I thought that in a lucid dream I could look to the left and right, left and right, and thus make a unique and easily identifiable signal.

They could then monitor the dream in laboratory conditions, and gather data on lucid dreams. It worked. He says the signal-verified lucid dreams were almost without exception in phasic REM sleep mode.

The study was reportedly hard to get published, but was eventually published in Perceptual and Motor Skills. The following might be a reference to the study in question (found from the book's general references on lucid dreaming):

Gackenbach, J. and LaBerge, S., Conscious Mind, Sleeping Brain (New York: Plenum, 1986)

Using known techniques for gaining lucidity during dreaming, they succesfully performed different types of these signal-confirmed lucid dreaming experiments with other test subjects as well. They've for example found out that during lucid dreaming, time flows at same rate than in waking.

Oh, and by the way he draws some very interesting (and admittedly very speculative) conclusions about the nature of consciousness based on these observations.

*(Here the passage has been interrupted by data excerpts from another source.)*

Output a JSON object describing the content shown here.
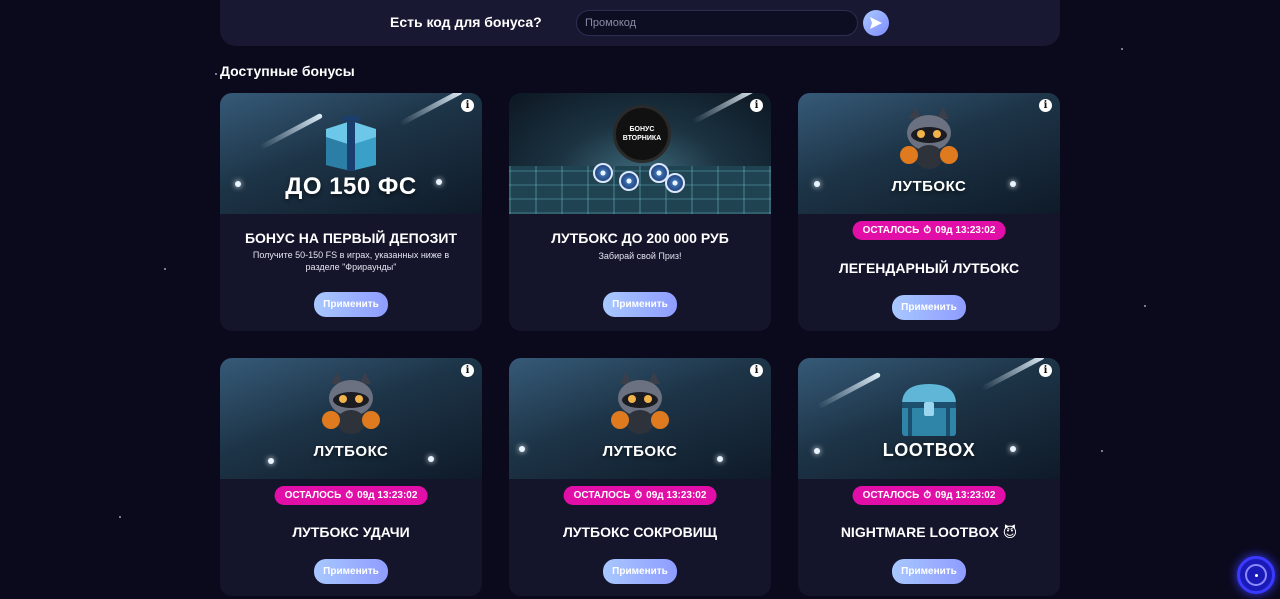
{
  "promo": {
    "question": "Есть код для бонуса?",
    "placeholder": "Промокод"
  },
  "section_title": "Доступные бонусы",
  "cards": [
    {
      "banner_text": "ДО 150 ФС",
      "title": "БОНУС НА ПЕРВЫЙ ДЕПОЗИТ",
      "description": "Получите 50-150 FS в играх, указанных ниже в разделе \"Фрираунды\"",
      "button": "Применить",
      "art": "gift-box"
    },
    {
      "banner_text": "БОНУС ВТОРНИКА",
      "title": "ЛУТБОКС ДО 200 000 РУБ",
      "description": "Забирай свой Приз!",
      "button": "Применить",
      "art": "casino-chips"
    },
    {
      "banner_text": "ЛУТБОКС",
      "timer_label": "ОСТАЛОСЬ",
      "timer_value": "09д 13:23:02",
      "title": "ЛЕГЕНДАРНЫЙ ЛУТБОКС",
      "button": "Применить",
      "art": "raccoon"
    },
    {
      "banner_text": "ЛУТБОКС",
      "timer_label": "ОСТАЛОСЬ",
      "timer_value": "09д 13:23:02",
      "title": "ЛУТБОКС УДАЧИ",
      "button": "Применить",
      "art": "raccoon"
    },
    {
      "banner_text": "ЛУТБОКС",
      "timer_label": "ОСТАЛОСЬ",
      "timer_value": "09д 13:23:02",
      "title": "ЛУТБОКС СОКРОВИЩ",
      "button": "Применить",
      "art": "raccoon"
    },
    {
      "banner_text": "LOOTBOX",
      "timer_label": "ОСТАЛОСЬ",
      "timer_value": "09д 13:23:02",
      "title": "NIGHTMARE LOOTBOX 😈",
      "button": "Применить",
      "art": "chest"
    }
  ],
  "colors": {
    "background": "#0b0a1d",
    "card": "#14142a",
    "timer_badge": "#e20ea8",
    "button_start": "#a8c8ff",
    "button_end": "#8f9cff"
  },
  "icons": [
    "send-icon",
    "info-icon",
    "timer-icon",
    "help-icon"
  ]
}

Read the book for more. :)

Conclusion: Having performed repeatable experiments in laboratory coditions, where subjects were measured to be in a dream state (phasic REM) but were able to perform externally observed signals that correspond with their reported lucid state, I would conclude this confirms lucid dreaming as a real phenomenon that can be learnt to be induced by certain techniques.

(It should be noted, though, that the direct reference I've used for this information is a book that consists of edited records of conversations where the book's editor is the other party of the conversation in question, not the one providing the information. Feel free to edit to provide more direct references.)